Saturday, September 22, 2007

The Dance of the Dissident Daughter

I didn't end up having much time to write about this book, The Dance of the Dissident Daughter, when I read it on 9/22. So, suffice to say it was very, very good. Really interesting. It is by Sue Monk Kidd, who wrote Secret Life of Bees. I accidentally stumbled across this one at the Columbia book sale last month. The subtitle of this book is "From Christian Tradition to Sacred Feminine." Anyway, I marked two quotes to share and that will have to do for my comments about this one:

"As a formed my critique, I came face to face with a system of social governance, a vast complex of patterns and attitudes within culture, religion, and family.
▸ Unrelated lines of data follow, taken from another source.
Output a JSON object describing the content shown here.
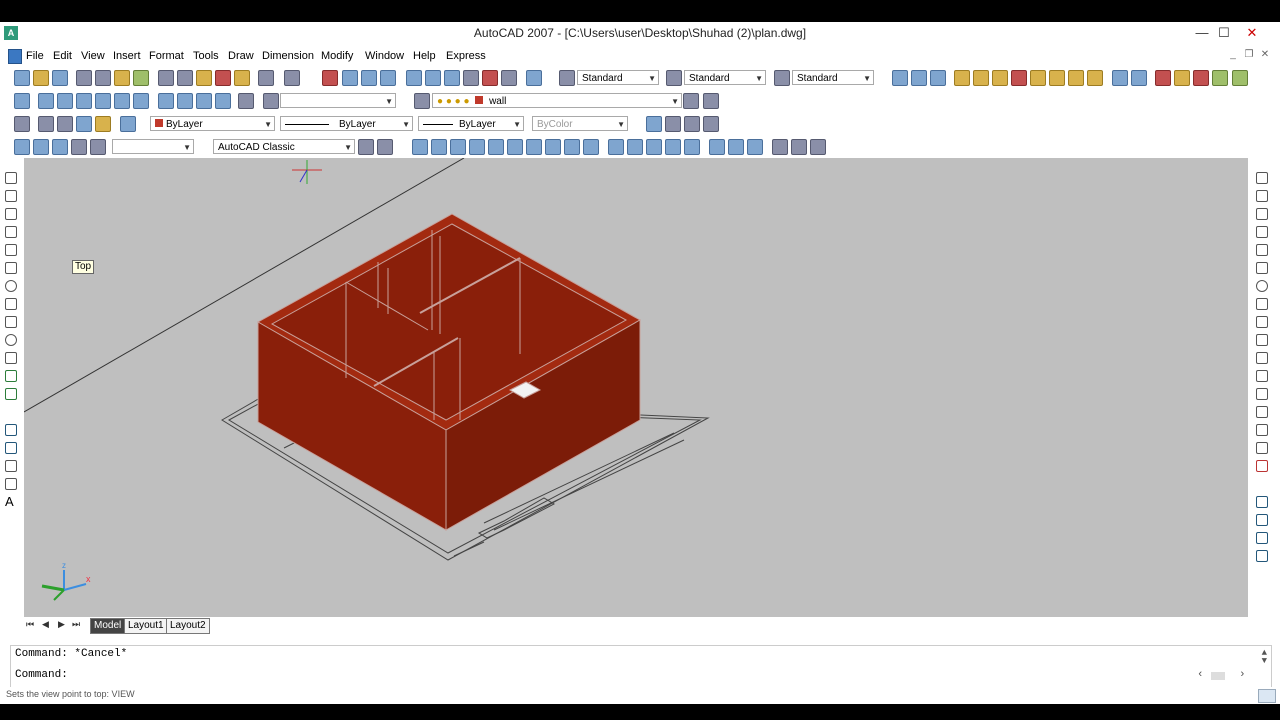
{
  "window": {
    "title": "AutoCAD 2007 - [C:\\Users\\user\\Desktop\\Shuhad (2)\\plan.dwg]",
    "app_icon": "autocad-logo",
    "controls": {
      "minimize": "—",
      "maximize": "☐",
      "close": "✕"
    }
  },
  "menu": {
    "items": [
      "File",
      "Edit",
      "View",
      "Insert",
      "Format",
      "Tools",
      "Draw",
      "Dimension",
      "Modify",
      "Window",
      "Help",
      "Express"
    ],
    "mdi_controls": {
      "minimize": "_",
      "restore": "❐",
      "close": "✕"
    }
  },
  "toolbar_styles": {
    "text_style": "Standard",
    "dim_style": "Standard",
    "table_style": "Standard"
  },
  "layers": {
    "current_layer": "wall",
    "layer_color": "#c0392b"
  },
  "properties": {
    "color": "ByLayer",
    "linetype": "ByLayer",
    "lineweight": "ByLayer",
    "plotstyle": "ByColor"
  },
  "workspace": {
    "current": "AutoCAD Classic"
  },
  "tooltip": {
    "text": "Top"
  },
  "layout_tabs": {
    "nav": [
      "⏮",
      "◀",
      "▶",
      "⏭"
    ],
    "tabs": [
      {
        "label": "Model",
        "active": true
      },
      {
        "label": "Layout1",
        "active": false
      },
      {
        "label": "Layout2",
        "active": false
      }
    ]
  },
  "command": {
    "history": "Command: *Cancel*",
    "prompt": "Command:",
    "scroll_left": "‹",
    "scroll_right": "›"
  },
  "status": {
    "text": "Sets the view point to top: VIEW"
  },
  "colors": {
    "viewport_bg": "#bfbfbf",
    "wall_top": "#a32a10",
    "wall_left": "#8a1f0a",
    "wall_right": "#7c1c08"
  }
}
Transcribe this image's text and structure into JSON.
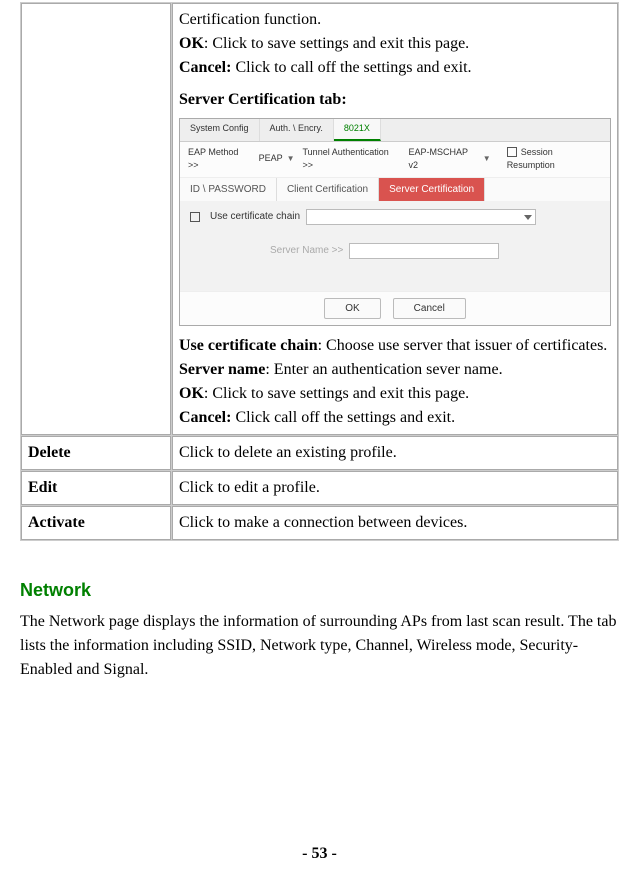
{
  "table": {
    "row0": {
      "cert_func": "Certification function.",
      "ok_b": "OK",
      "ok_t": ": Click to save settings and exit this page.",
      "cancel_b": "Cancel:",
      "cancel_t": " Click to call off the settings and exit.",
      "tab_heading": "Server Certification tab:",
      "ucc_b": "Use certificate chain",
      "ucc_t": ": Choose use server that issuer of certificates.",
      "sn_b": "Server name",
      "sn_t": ": Enter an authentication sever name.",
      "ok2_b": "OK",
      "ok2_t": ": Click to save settings and exit this page.",
      "cancel2_b": "Cancel:",
      "cancel2_t": " Click call off the settings and exit."
    },
    "rows": [
      {
        "left": "Delete",
        "right": "Click to delete an existing profile."
      },
      {
        "left": "Edit",
        "right": "Click to edit a profile."
      },
      {
        "left": "Activate",
        "right": "Click to make a connection between devices."
      }
    ]
  },
  "screenshot": {
    "tabs": {
      "t1": "System Config",
      "t2": "Auth. \\ Encry.",
      "t3": "8021X"
    },
    "row2": {
      "eap_label": "EAP Method >>",
      "eap_val": "PEAP",
      "tun_label": "Tunnel Authentication >>",
      "tun_val": "EAP-MSCHAP v2",
      "session": "Session Resumption"
    },
    "subtabs": {
      "s1": "ID \\ PASSWORD",
      "s2": "Client Certification",
      "s3": "Server Certification"
    },
    "use_chain": "Use certificate chain",
    "server_name_lbl": "Server Name >>",
    "btn_ok": "OK",
    "btn_cancel": "Cancel"
  },
  "section": {
    "heading": "Network",
    "text": "The Network page displays the information of surrounding APs from last scan result. The tab lists the information including SSID, Network type, Channel, Wireless mode, Security-Enabled and Signal."
  },
  "pagenum": "- 53 -"
}
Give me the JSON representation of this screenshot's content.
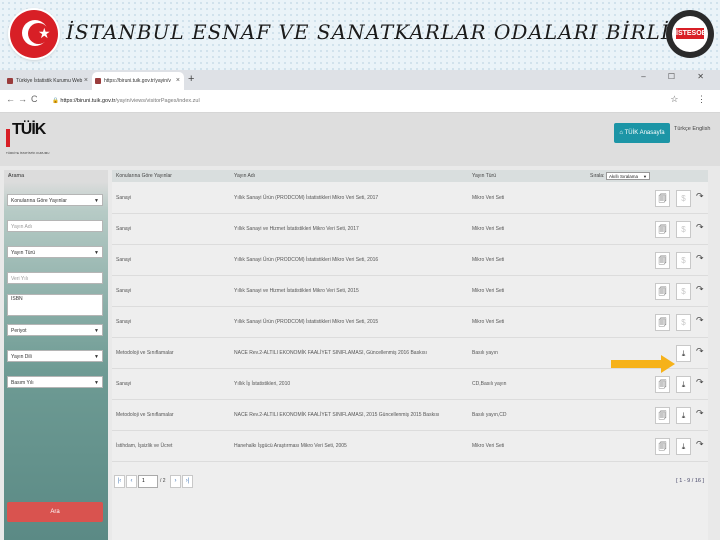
{
  "slide": {
    "title": "İSTANBUL ESNAF VE SANATKARLAR ODALARI BİRLİĞİ",
    "logo_text": "İSTESOB",
    "flag_star": "★"
  },
  "browser": {
    "tabs": [
      {
        "label": "Türkiye İstatistik Kurumu Web"
      },
      {
        "label": "https://biruni.tuik.gov.tr/yayin/v"
      }
    ],
    "new_tab": "+",
    "close": "×",
    "window_controls": "– ☐ ✕",
    "nav": {
      "back": "←",
      "forward": "→",
      "reload": "C"
    },
    "url_host": "https://biruni.tuik.gov.tr",
    "url_path": "/yayin/views/visitorPages/index.zul",
    "addr_icons": "☆ ⋮"
  },
  "site": {
    "logo_text": "TÜİK",
    "logo_sub": "TÜRKİYE İSTATİSTİK KURUMU",
    "home_button": "TÜİK Anasayfa",
    "lang": "Türkçe   English"
  },
  "sidebar": {
    "header": "Arama",
    "collapse": "‹",
    "controls": [
      {
        "label": "Konularına Göre Yayınlar",
        "kind": "select"
      },
      {
        "label": "Yayın Adı",
        "kind": "input"
      },
      {
        "label": "Yayın Türü",
        "kind": "select"
      },
      {
        "label": "Veri Yılı",
        "kind": "input"
      },
      {
        "label": "ISBN",
        "kind": "textarea"
      },
      {
        "label": "Periyot",
        "kind": "select"
      },
      {
        "label": "Yayın Dili",
        "kind": "select"
      },
      {
        "label": "Basım Yılı",
        "kind": "select"
      }
    ],
    "search_button": "Ara",
    "dropdown_arrow": "▼"
  },
  "table": {
    "headers": [
      "Konularına Göre Yayınlar",
      "Yayın Adı",
      "Yayın Türü"
    ],
    "sort_label": "Sırala:",
    "sort_value": "Akıllı Sıralama",
    "rows": [
      {
        "topic": "Sanayi",
        "name": "Yıllık Sanayi Ürün (PRODCOM) İstatistikleri Mikro Veri Seti, 2017",
        "type": "Mikro Veri Seti",
        "btn1": "🗐",
        "btn2": "$",
        "btn2_enabled": false
      },
      {
        "topic": "Sanayi",
        "name": "Yıllık Sanayi ve Hizmet İstatistikleri Mikro Veri Seti, 2017",
        "type": "Mikro Veri Seti",
        "btn1": "🗐",
        "btn2": "$",
        "btn2_enabled": false
      },
      {
        "topic": "Sanayi",
        "name": "Yıllık Sanayi Ürün (PRODCOM) İstatistikleri Mikro Veri Seti, 2016",
        "type": "Mikro Veri Seti",
        "btn1": "🗐",
        "btn2": "$",
        "btn2_enabled": false
      },
      {
        "topic": "Sanayi",
        "name": "Yıllık Sanayi ve Hizmet İstatistikleri Mikro Veri Seti, 2015",
        "type": "Mikro Veri Seti",
        "btn1": "🗐",
        "btn2": "$",
        "btn2_enabled": false
      },
      {
        "topic": "Sanayi",
        "name": "Yıllık Sanayi Ürün (PRODCOM) İstatistikleri Mikro Veri Seti, 2015",
        "type": "Mikro Veri Seti",
        "btn1": "🗐",
        "btn2": "$",
        "btn2_enabled": false
      },
      {
        "topic": "Metodoloji ve Sınıflamalar",
        "name": "NACE Rev.2-ALTILI EKONOMİK FAALİYET SINIFLAMASI, Güncellenmiş 2016 Baskısı",
        "type": "Basılı yayın",
        "btn1": "",
        "btn2": "⤓",
        "btn2_enabled": true
      },
      {
        "topic": "Sanayi",
        "name": "Yıllık İş İstatistikleri, 2010",
        "type": "CD,Basılı yayın",
        "btn1": "🗐",
        "btn2": "⤓",
        "btn2_enabled": true
      },
      {
        "topic": "Metodoloji ve Sınıflamalar",
        "name": "NACE Rev.2-ALTILI EKONOMİK FAALİYET SINIFLAMASI, 2015 Güncellenmiş 2015 Baskısı",
        "type": "Basılı yayın,CD",
        "btn1": "🗐",
        "btn2": "⤓",
        "btn2_enabled": true
      },
      {
        "topic": "İstihdam, İşsizlik ve Ücret",
        "name": "Hanehalkı İşgücü Araştırması Mikro Veri Seti, 2005",
        "type": "Mikro Veri Seti",
        "btn1": "🗐",
        "btn2": "⤓",
        "btn2_enabled": true
      }
    ],
    "share_icon": "↷"
  },
  "pager": {
    "first": "|‹",
    "prev": "‹",
    "current": "1",
    "of": "/ 2",
    "next": "›",
    "last": "›|",
    "count": "[ 1 - 9 / 16 ]"
  },
  "annotation": {
    "arrow_color": "#f6b21a"
  }
}
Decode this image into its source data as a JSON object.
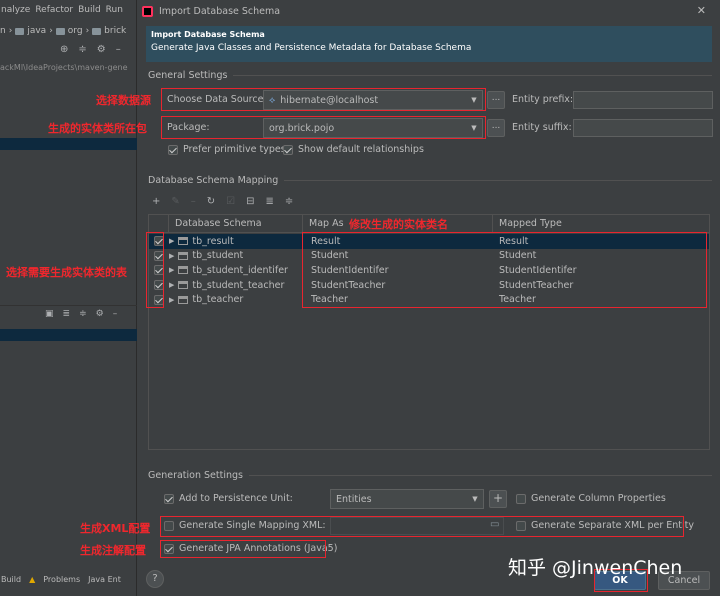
{
  "ide": {
    "menu": [
      "nalyze",
      "Refactor",
      "Build",
      "Run"
    ],
    "breadcrumb": [
      "n",
      "java",
      "org",
      "brick"
    ],
    "project_path": "ackMl\\IdeaProjects\\maven-gene",
    "status_items": [
      "Build",
      "Problems",
      "Java Ent"
    ]
  },
  "dialog": {
    "title": "Import Database Schema",
    "banner_title": "Import Database Schema",
    "banner_subtitle": "Generate Java Classes and Persistence Metadata for Database Schema",
    "general_settings": "General Settings",
    "choose_ds_label": "Choose Data Source:",
    "choose_ds_value": "hibernate@localhost",
    "package_label": "Package:",
    "package_value": "org.brick.pojo",
    "browse_label": "...",
    "entity_prefix_label": "Entity prefix:",
    "entity_suffix_label": "Entity suffix:",
    "prefer_primitive": "Prefer primitive types",
    "show_default_rel": "Show default relationships",
    "mapping_section": "Database Schema Mapping",
    "columns": [
      "Database Schema",
      "Map As",
      "Mapped Type"
    ],
    "rows": [
      {
        "table": "tb_result",
        "map_as": "Result",
        "mapped_type": "Result"
      },
      {
        "table": "tb_student",
        "map_as": "Student",
        "mapped_type": "Student"
      },
      {
        "table": "tb_student_identifer",
        "map_as": "StudentIdentifer",
        "mapped_type": "StudentIdentifer"
      },
      {
        "table": "tb_student_teacher",
        "map_as": "StudentTeacher",
        "mapped_type": "StudentTeacher"
      },
      {
        "table": "tb_teacher",
        "map_as": "Teacher",
        "mapped_type": "Teacher"
      }
    ],
    "generation_settings": "Generation Settings",
    "add_to_pu": "Add to Persistence Unit:",
    "pu_value": "Entities",
    "add_btn": "+",
    "gen_column_props": "Generate Column Properties",
    "gen_single_xml": "Generate Single Mapping XML:",
    "gen_separate_xml": "Generate Separate XML per Entity",
    "gen_jpa": "Generate JPA Annotations (Java5)",
    "ok": "OK",
    "cancel": "Cancel",
    "help": "?"
  },
  "annotations": {
    "choose_ds": "选择数据源",
    "package": "生成的实体类所在包",
    "map_as": "修改生成的实体类名",
    "select_tables": "选择需要生成实体类的表",
    "xml": "生成XML配置",
    "jpa": "生成注解配置"
  },
  "watermark": "知乎 @JinwenChen",
  "colors": {
    "accent_red": "#e8252f",
    "ok_blue": "#365880",
    "banner": "#2f4e5e"
  }
}
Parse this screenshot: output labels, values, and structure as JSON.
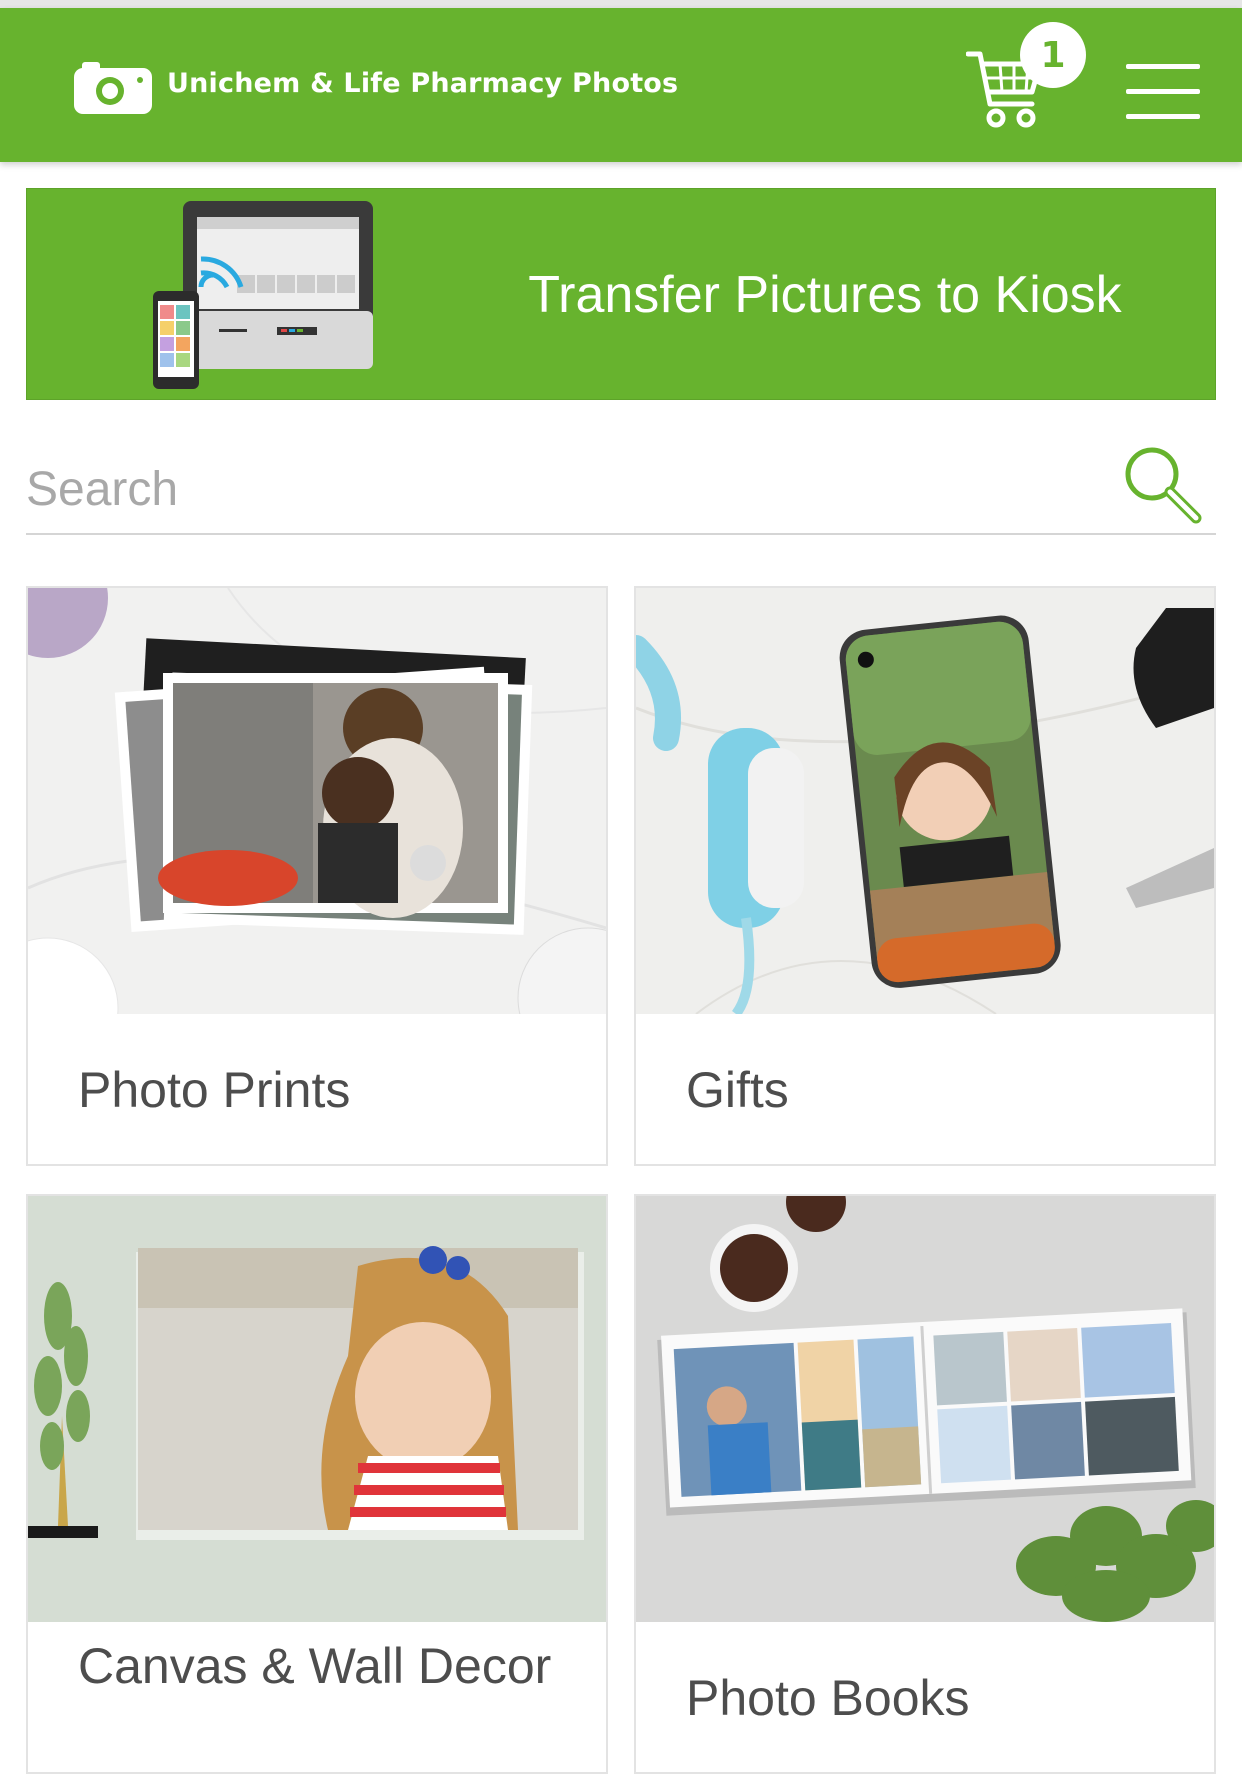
{
  "header": {
    "brand": "Unichem & Life Pharmacy Photos",
    "cart_count": "1",
    "accent_color": "#67b32e",
    "icons": [
      "camera-logo-icon",
      "cart-icon",
      "hamburger-menu-icon"
    ]
  },
  "kiosk_banner": {
    "label": "Transfer Pictures to Kiosk",
    "icon": "kiosk-transfer-illustration"
  },
  "search": {
    "placeholder": "Search",
    "icon": "search-icon"
  },
  "categories": [
    {
      "label": "Photo Prints"
    },
    {
      "label": "Gifts"
    },
    {
      "label": "Canvas & Wall Decor"
    },
    {
      "label": "Photo Books"
    }
  ]
}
The name of the system is patriarchy. It's important to emphasize that patriarchy is neither men nor the masculine principle; it is rather a system in which that principle has become distorted." (emphasis mine--something I've always wanted to explain, but couldn't quite. Basically, explaining how it is that one can be a feminist and not "hate men.")

Later, when discussing her reluctance to embrace the Father-God image of her church with a minister:

"He thought we should forgo recovering Divine Feminine images and move directly toward abstract, androgynous images; we should neuter the language and symbol of the Divine. He said we should use only the word God, not Father or he or his. 'But the word God does not register in us as neuter,' I said. 'Technically it may not imply any particular gender, but registers and functions in the mind is male.' As McFague says, androgynous terms only 'conceal androcentric and male assumptions behind the abstraction.' How many times had I heard someone say, "God is not male. He is spirit.'?

Side note: I think my beloved Wayne Dyer does a good job of using gender neutral language for the Divine that does not make me have a knee-jerk "down with patriarchy!" reaction.

1 comment:

Anonymous said...

I'm glad I came across your blog, just for this book (although I will be reading Laborinth as well). Thank you!